07-29-2003, 03:13 PM
For the work section, are you guys filling out a reason for leaving for every job? It seems kind of stupid to me because my reason for leaving almost every job was just because I moved on to do something else, graduated, or the job was only supposed to be temporary.
07-29-2003, 06:17 PM
I was wondering that same thing myself. I have been going ahead and giving a (very) brief explanation, though. I figure it can't hurt.
07-30-2003, 12:06 AM
For summer jobs, I'm listing my reason for leaving as something like "resumed fall semester college courses" and for work study I'm listing "graduated from college." I phrased the former somewhat better but as I can't get into ERAS right now I can't put down my exact wording.

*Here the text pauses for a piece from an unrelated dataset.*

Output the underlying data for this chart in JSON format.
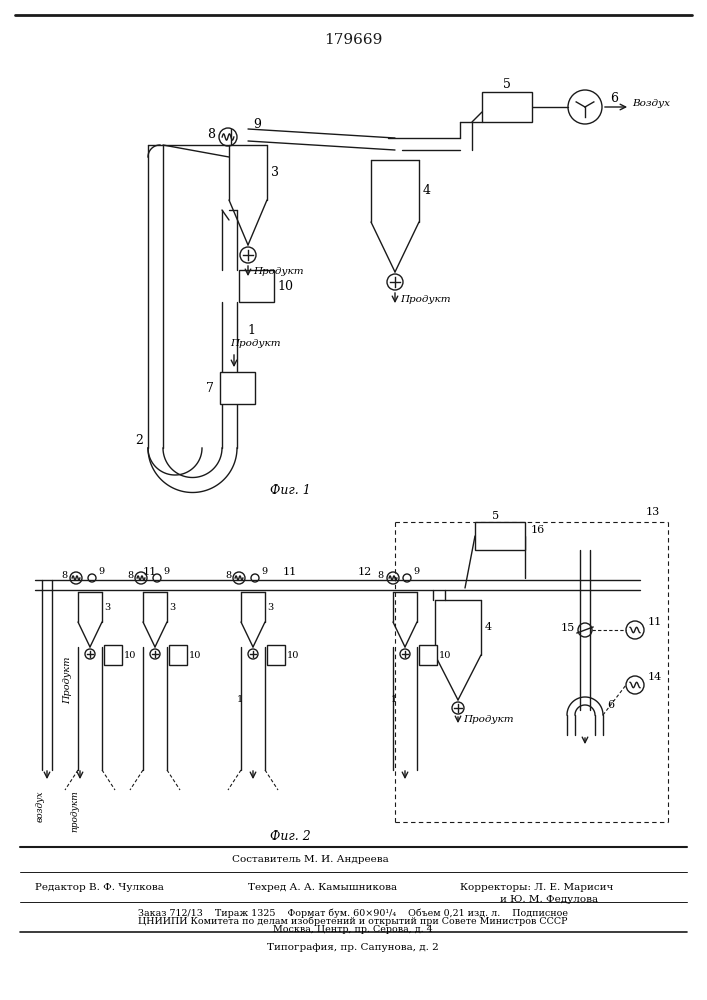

I think it would probably be better to list some reason for leaving -- you don't want the PD to think that you left because you were fired for stealing office supplies or stalking some one you worked with.
07-30-2003, 04:21 AM
Even if it seems stupid, you should give a reason for leaving every job. It's better to take a second to fill in "summer job; returned to school" or "graduated" than to leave a blank space in which the reviewer can speculate "fired?" "AWOL?" and so forth.

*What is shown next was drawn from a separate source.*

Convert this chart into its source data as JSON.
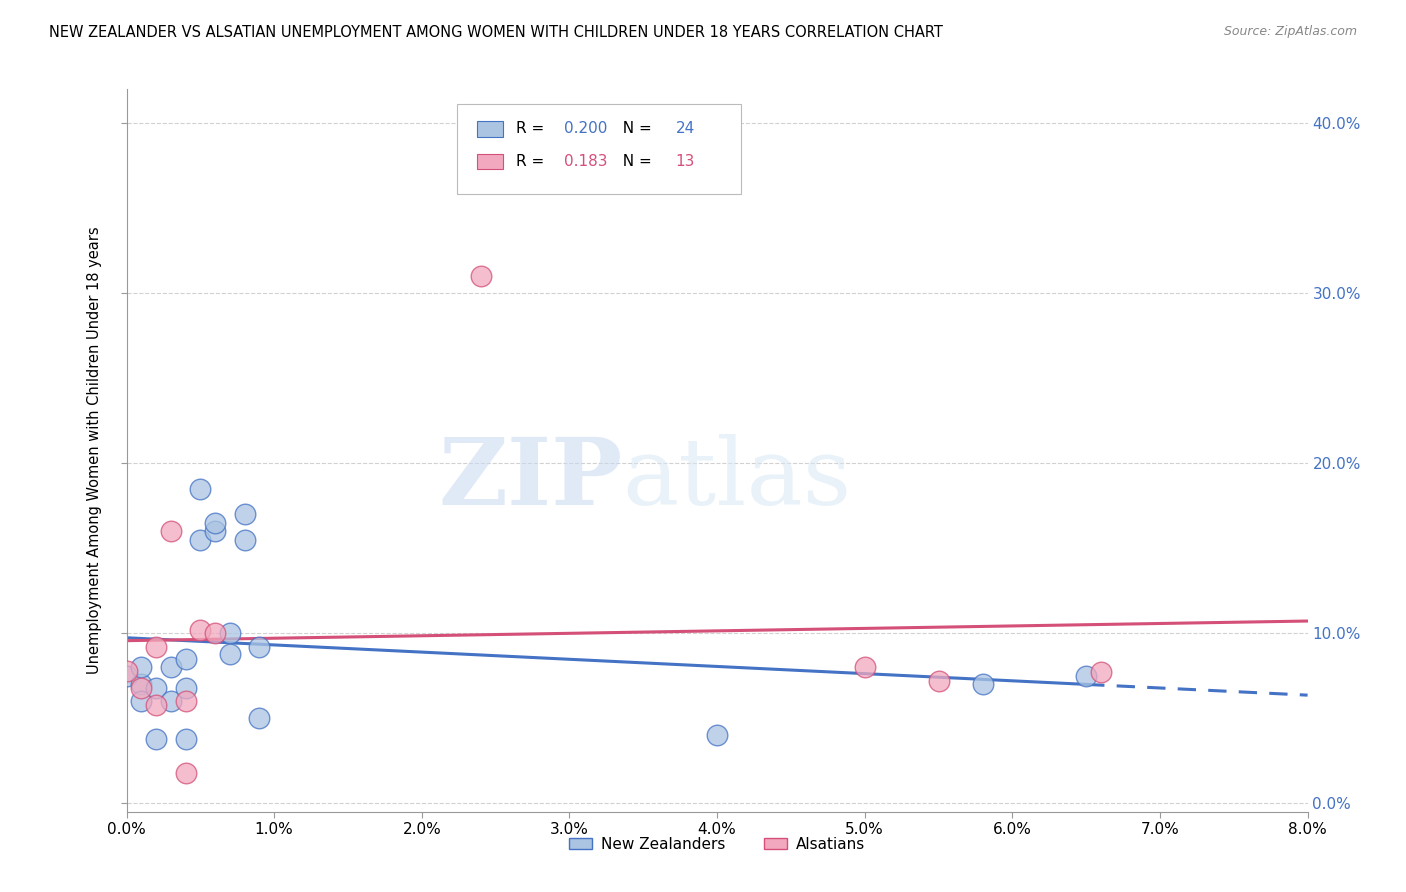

Hmm, I don't know about that. Everyone I've talked to said, first of all, only put down jobs in med school or medically related jobs before med school, and second, there's no need to put down a reason for leaving if the dates are clearly stated as a summer job (eg, June 2000-August 2000). No PD is going to have trouble figuring that one out. All these entries are put into your ERAS CV, which you've probably seen; the PDs will quickly scan that rather than look at each entry in each box, and it's my impression that you want it to look like a CV you would type up yourself. All the CV books I've looked at (and other sources like Iserson's) agree with the above 2 recommendations. So I only listed one job, the one after my first year of med school, and didn't put a reason for leaving. The less they have to read (especially when an explanation is unnecessary), the better.